Land Rover recently unleashed the plug-in hybrid (PHEV) versions of the Discovery Sport and Range Rover Evoque. Both vehicles are now on sale in Europe, and both have the combined prowess of a gutsy 1.5-liter three-cylinder gasoline engine and a small rear-mounted electric motor. With a combined output of around 300+ horsepower, the Evoque PHEV and Discovery Sport PHEV are the newest entrants in Land Rover’s expanding portfolio of plug-in hybrids.
Meanwhile, both PHEV versions of the Evoque and Discovery Sport are also destined to make a grand entrance in North America later this year. But instead of having a three-cylinder engine like its European counterparts, both U.S.-bound Evoque PHEV and Discovery Sport PHEV models are powered by a standard 2.0-liter turbocharged four-banger with 246 horsepower and 269 pound-feet of torque.
In the Evoque PHEV, adding an electric motor bumps the output to 296 horsepower and 295 pound-feet of torque while the Discovery Sport is producing 286 horsepower and 290 pound-feet of torque. Both vehicles are riding on a specific platform that was primarily designed with hybridization in mind, so Land Rover was able to shoehorn a 15 kWh battery pack beneath the rear seats.
The batteries are encased in a steel undertray to protect against off-road bumps and grinds, although the rear ground clearance suffers a bit compared to a standard Evoque or Discovery Sport.
The batteries allow the PHEV system to propel the Evoque for around 41 miles of emissions-free driving. In the Disco Sport, you have an estimated 38 miles of clean driving, and both hybrid versions can reach 84 mph using pure electric power. Admittedly, the range is not particularly brilliant, but European models are capable of achieving a combined 201.8 mpg for the Evoque PHEV and 175.5 mpg for the Disco Sport PHEV.

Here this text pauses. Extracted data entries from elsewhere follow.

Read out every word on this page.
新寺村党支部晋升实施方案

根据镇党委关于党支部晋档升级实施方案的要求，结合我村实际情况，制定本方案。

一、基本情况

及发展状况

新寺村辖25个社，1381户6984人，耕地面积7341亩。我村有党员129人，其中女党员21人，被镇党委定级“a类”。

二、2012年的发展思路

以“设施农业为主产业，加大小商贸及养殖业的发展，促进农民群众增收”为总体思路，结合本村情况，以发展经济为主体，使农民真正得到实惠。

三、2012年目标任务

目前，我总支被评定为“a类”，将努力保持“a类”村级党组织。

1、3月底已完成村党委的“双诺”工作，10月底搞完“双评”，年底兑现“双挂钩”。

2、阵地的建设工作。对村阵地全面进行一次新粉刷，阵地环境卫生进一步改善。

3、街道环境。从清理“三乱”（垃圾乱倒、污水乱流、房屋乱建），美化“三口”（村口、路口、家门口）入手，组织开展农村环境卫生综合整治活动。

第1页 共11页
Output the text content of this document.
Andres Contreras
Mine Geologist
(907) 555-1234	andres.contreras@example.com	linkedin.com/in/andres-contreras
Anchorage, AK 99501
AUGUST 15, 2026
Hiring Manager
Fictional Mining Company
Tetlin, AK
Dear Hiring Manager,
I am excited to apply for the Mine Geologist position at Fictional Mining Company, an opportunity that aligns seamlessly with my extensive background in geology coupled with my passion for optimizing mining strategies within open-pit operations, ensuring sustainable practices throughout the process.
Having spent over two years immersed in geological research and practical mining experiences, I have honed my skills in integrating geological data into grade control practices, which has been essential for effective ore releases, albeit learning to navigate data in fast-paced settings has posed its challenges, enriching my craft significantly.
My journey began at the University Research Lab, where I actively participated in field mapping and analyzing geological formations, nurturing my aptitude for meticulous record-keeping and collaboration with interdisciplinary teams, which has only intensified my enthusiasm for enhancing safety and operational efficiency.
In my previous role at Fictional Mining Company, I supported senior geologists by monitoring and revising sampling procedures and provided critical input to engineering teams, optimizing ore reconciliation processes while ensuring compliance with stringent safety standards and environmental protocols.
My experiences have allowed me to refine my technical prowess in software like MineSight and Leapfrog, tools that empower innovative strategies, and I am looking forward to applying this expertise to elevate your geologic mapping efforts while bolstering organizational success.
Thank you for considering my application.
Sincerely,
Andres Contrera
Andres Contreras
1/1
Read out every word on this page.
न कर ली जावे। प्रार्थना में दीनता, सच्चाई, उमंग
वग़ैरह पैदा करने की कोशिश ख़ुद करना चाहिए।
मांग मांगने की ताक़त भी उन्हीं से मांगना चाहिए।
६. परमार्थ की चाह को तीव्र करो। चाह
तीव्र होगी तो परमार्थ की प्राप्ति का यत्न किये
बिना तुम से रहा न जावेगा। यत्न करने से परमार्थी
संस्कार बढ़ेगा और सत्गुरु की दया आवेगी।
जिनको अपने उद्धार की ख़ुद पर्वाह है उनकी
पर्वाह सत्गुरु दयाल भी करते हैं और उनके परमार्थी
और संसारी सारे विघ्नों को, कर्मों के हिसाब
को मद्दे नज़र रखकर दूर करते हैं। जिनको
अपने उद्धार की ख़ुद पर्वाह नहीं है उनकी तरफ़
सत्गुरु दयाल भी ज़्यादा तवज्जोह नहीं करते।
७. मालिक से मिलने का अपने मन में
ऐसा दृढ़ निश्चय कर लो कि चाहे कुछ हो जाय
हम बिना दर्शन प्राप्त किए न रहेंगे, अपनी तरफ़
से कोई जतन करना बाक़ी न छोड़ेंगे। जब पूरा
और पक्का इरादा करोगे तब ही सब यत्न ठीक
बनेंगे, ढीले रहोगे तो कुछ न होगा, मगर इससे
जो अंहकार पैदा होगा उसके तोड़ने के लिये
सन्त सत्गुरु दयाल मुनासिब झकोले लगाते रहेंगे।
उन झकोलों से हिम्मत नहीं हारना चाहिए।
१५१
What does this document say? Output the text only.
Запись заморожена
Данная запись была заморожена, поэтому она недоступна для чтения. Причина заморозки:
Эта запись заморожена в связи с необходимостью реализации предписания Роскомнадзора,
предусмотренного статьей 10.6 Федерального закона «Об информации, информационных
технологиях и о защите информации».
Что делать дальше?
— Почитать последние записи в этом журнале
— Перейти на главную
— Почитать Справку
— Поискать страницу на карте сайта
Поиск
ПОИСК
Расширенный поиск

Also, the gasoline engine is connected to the front wheels while the electric motor is responsible for turning the rear axle. Both power sources can work independently or in tandem depending on the chosen driving mode. The Evoque PHEV and Disco Sport PHEV can still go off-roading with an effective all-wheel-drive system and nine-speed automatic gearbox, but this time you can do so with a cleaner conscience.
How about performance? Land Rover claims the Evoque P300e PHEV can rush to 60 mph in 6.1-seconds while the Discovery Sport P300e PHEV takes 6.2 seconds. The CO2 emissions are also worth mentioning since the Evoque P300e only spews 32g/km while the Disco Sport P300e is at 36g/km.
If the juice runs out, you can replenish the batteries in 30 minutes or less using a 32kW DC fast-charger. With a 7kW wall box charger, achieving an 80-percent charge only takes an hour and a half. But if you insist on using a standard electrical outlet, prepare to wait for around 7 hours to achieve a full charge. Both the Evoque PHEV and Discovery Sport PHEV are also equipped with regenerative braking to feed the batteries with electrons as you drive.
The European order books are now open for the Range Rover Evoque PHEV and Land Rover Discovery PHEV. American buyers will have to wait a bit longer as both are not expected to arrive until the end of 2020.